Wambui’s image appears to hypnotise people. The country was treated to rare drama in December 2007 after the First Lady slapped a master of ceremony during an end of year party after she was mistakenly referred to as ‘Lucy Wambui’.

A former State House Comptroller, Matere Keriri, a long time friend and close confidant of the president lost his job at State House after Lucy learnt that he had allowed Wambui to access the State House.

Earlier, during a New Year’s Eve party in 2003, then Vice President Moody Awori tasted the First Lady’s wrath after he raised a glass and referred to Lucy as the “Second Lady”, causing her to walk out of the State banquet. Awori later said it was a slip of the tongue.

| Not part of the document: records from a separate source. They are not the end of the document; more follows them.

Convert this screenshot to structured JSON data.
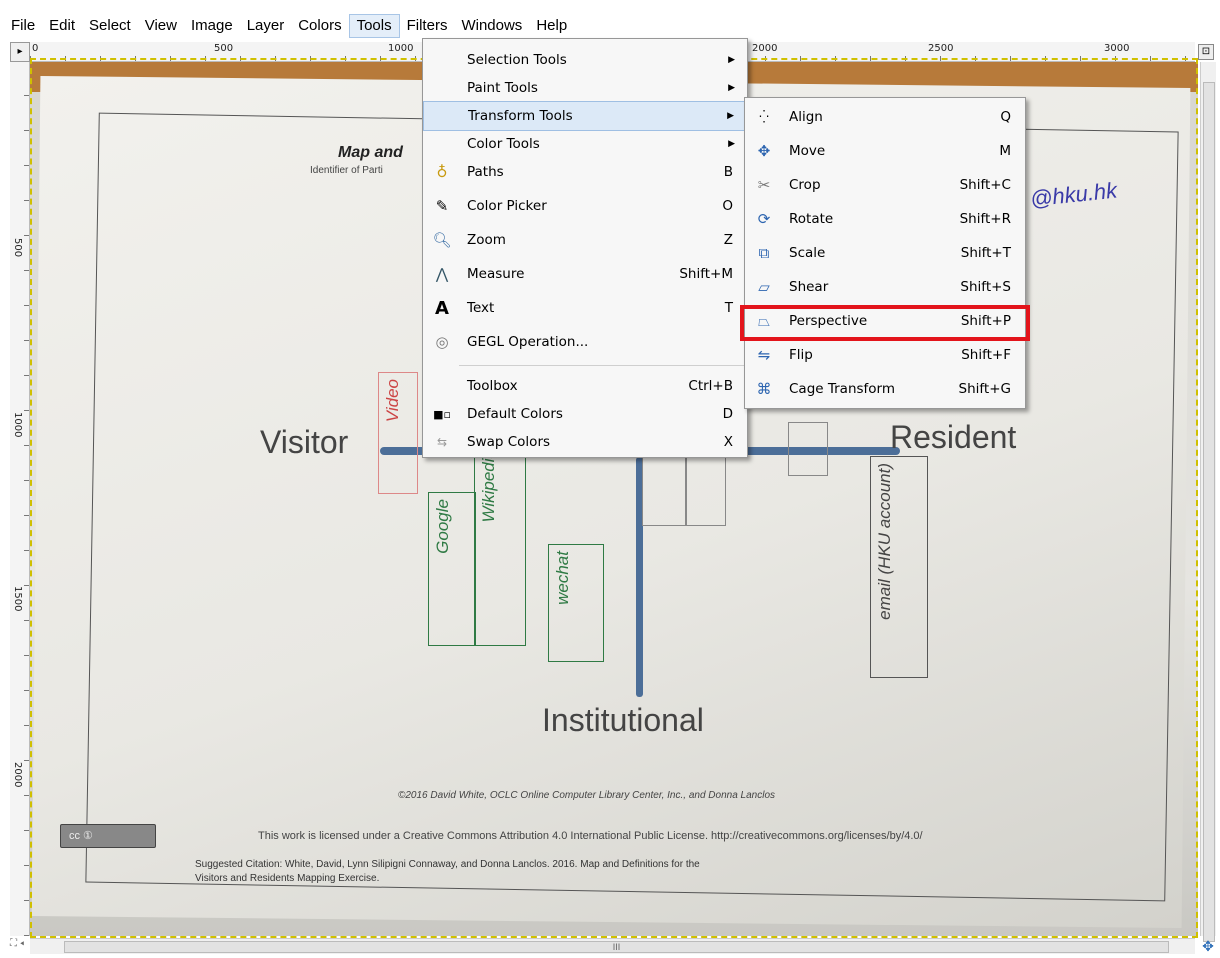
{
  "menubar": {
    "items": [
      {
        "label": "File"
      },
      {
        "label": "Edit"
      },
      {
        "label": "Select"
      },
      {
        "label": "View"
      },
      {
        "label": "Image"
      },
      {
        "label": "Layer"
      },
      {
        "label": "Colors"
      },
      {
        "label": "Tools"
      },
      {
        "label": "Filters"
      },
      {
        "label": "Windows"
      },
      {
        "label": "Help"
      }
    ]
  },
  "ruler": {
    "top_marks": [
      "0",
      "500",
      "1000",
      "2000",
      "2500",
      "3000"
    ],
    "left_marks": [
      "500",
      "1000",
      "1500",
      "2000"
    ]
  },
  "tools_menu": {
    "items": [
      {
        "label": "Selection Tools",
        "shortcut": "",
        "submenu": true,
        "icon": ""
      },
      {
        "label": "Paint Tools",
        "shortcut": "",
        "submenu": true,
        "icon": ""
      },
      {
        "label": "Transform Tools",
        "shortcut": "",
        "submenu": true,
        "icon": "",
        "highlighted": true
      },
      {
        "label": "Color Tools",
        "shortcut": "",
        "submenu": true,
        "icon": ""
      },
      {
        "label": "Paths",
        "shortcut": "B",
        "icon": "paths-icon"
      },
      {
        "label": "Color Picker",
        "shortcut": "O",
        "icon": "color-picker-icon"
      },
      {
        "label": "Zoom",
        "shortcut": "Z",
        "icon": "zoom-icon"
      },
      {
        "label": "Measure",
        "shortcut": "Shift+M",
        "icon": "measure-icon"
      },
      {
        "label": "Text",
        "shortcut": "T",
        "icon": "text-icon"
      },
      {
        "label": "GEGL Operation...",
        "shortcut": "",
        "icon": "gegl-icon"
      },
      {
        "label": "Toolbox",
        "shortcut": "Ctrl+B",
        "icon": ""
      },
      {
        "label": "Default Colors",
        "shortcut": "D",
        "icon": "default-colors-icon"
      },
      {
        "label": "Swap Colors",
        "shortcut": "X",
        "icon": "swap-colors-icon"
      }
    ]
  },
  "transform_menu": {
    "items": [
      {
        "label": "Align",
        "shortcut": "Q",
        "icon": "align-icon"
      },
      {
        "label": "Move",
        "shortcut": "M",
        "icon": "move-icon"
      },
      {
        "label": "Crop",
        "shortcut": "Shift+C",
        "icon": "crop-icon"
      },
      {
        "label": "Rotate",
        "shortcut": "Shift+R",
        "icon": "rotate-icon"
      },
      {
        "label": "Scale",
        "shortcut": "Shift+T",
        "icon": "scale-icon"
      },
      {
        "label": "Shear",
        "shortcut": "Shift+S",
        "icon": "shear-icon"
      },
      {
        "label": "Perspective",
        "shortcut": "Shift+P",
        "icon": "perspective-icon",
        "emphasized": true
      },
      {
        "label": "Flip",
        "shortcut": "Shift+F",
        "icon": "flip-icon"
      },
      {
        "label": "Cage Transform",
        "shortcut": "Shift+G",
        "icon": "cage-transform-icon"
      }
    ]
  },
  "image": {
    "title": "Map and",
    "subtitle": "Identifier of Parti",
    "left_label": "Visitor",
    "right_label": "Resident",
    "bottom_label": "Institutional",
    "handwritten_email": "@hku.hk",
    "notes": [
      "Video",
      "Google",
      "Wikipedia",
      "wechat",
      "email (HKU account)"
    ],
    "copyright": "©2016 David White, OCLC Online Computer Library Center, Inc., and Donna Lanclos",
    "license_line": "This work is licensed under a Creative Commons Attribution 4.0 International Public License. http://creativecommons.org/licenses/by/4.0/",
    "citation_1": "Suggested Citation: White, David, Lynn Silipigni Connaway, and Donna Lanclos. 2016. Map and Definitions for the",
    "citation_2": "Visitors and Residents Mapping Exercise.",
    "cc_badge": "cc  ①"
  },
  "scrollbar": {
    "h_label": "III"
  },
  "colors": {
    "highlight_box": "#e3141b",
    "axis": "#4c6e98",
    "menu_highlight": "#dce9f7"
  }
}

President Kibaki is said to have known Wambui for 30 years and is said to have married her in a traditional ceremony. Wambui’s eldest daughter Winnie Wangui refers to President Kibaki as her father.

In a recent interview with the Sunday Nation, Wambui brushed off accusations that she has links with drug dealers.

Wambui, commonly known as Mama Winnie after her eldest daughter, said she has five children but did not elaborate who the other four are. “I’m someone’s wife, I have five children and six grandchildren,” she said.

Wambui is one of the few people who have, on more than one occasion forced the president to issue press statements denying that he has any other spouse except Lucy. The President also clarified to the public that he has only one family.

Her marital status aside, Wambui has trained her eyes on Othaya parliamentary seat, which the president’s son Jimmy Kibaki is also eying, although it remains to be seen whether the constituents will replace their London-trained economist MP and President with a primary school dropout whose source of wealth is tainted with claims of corruption and drug trafficking.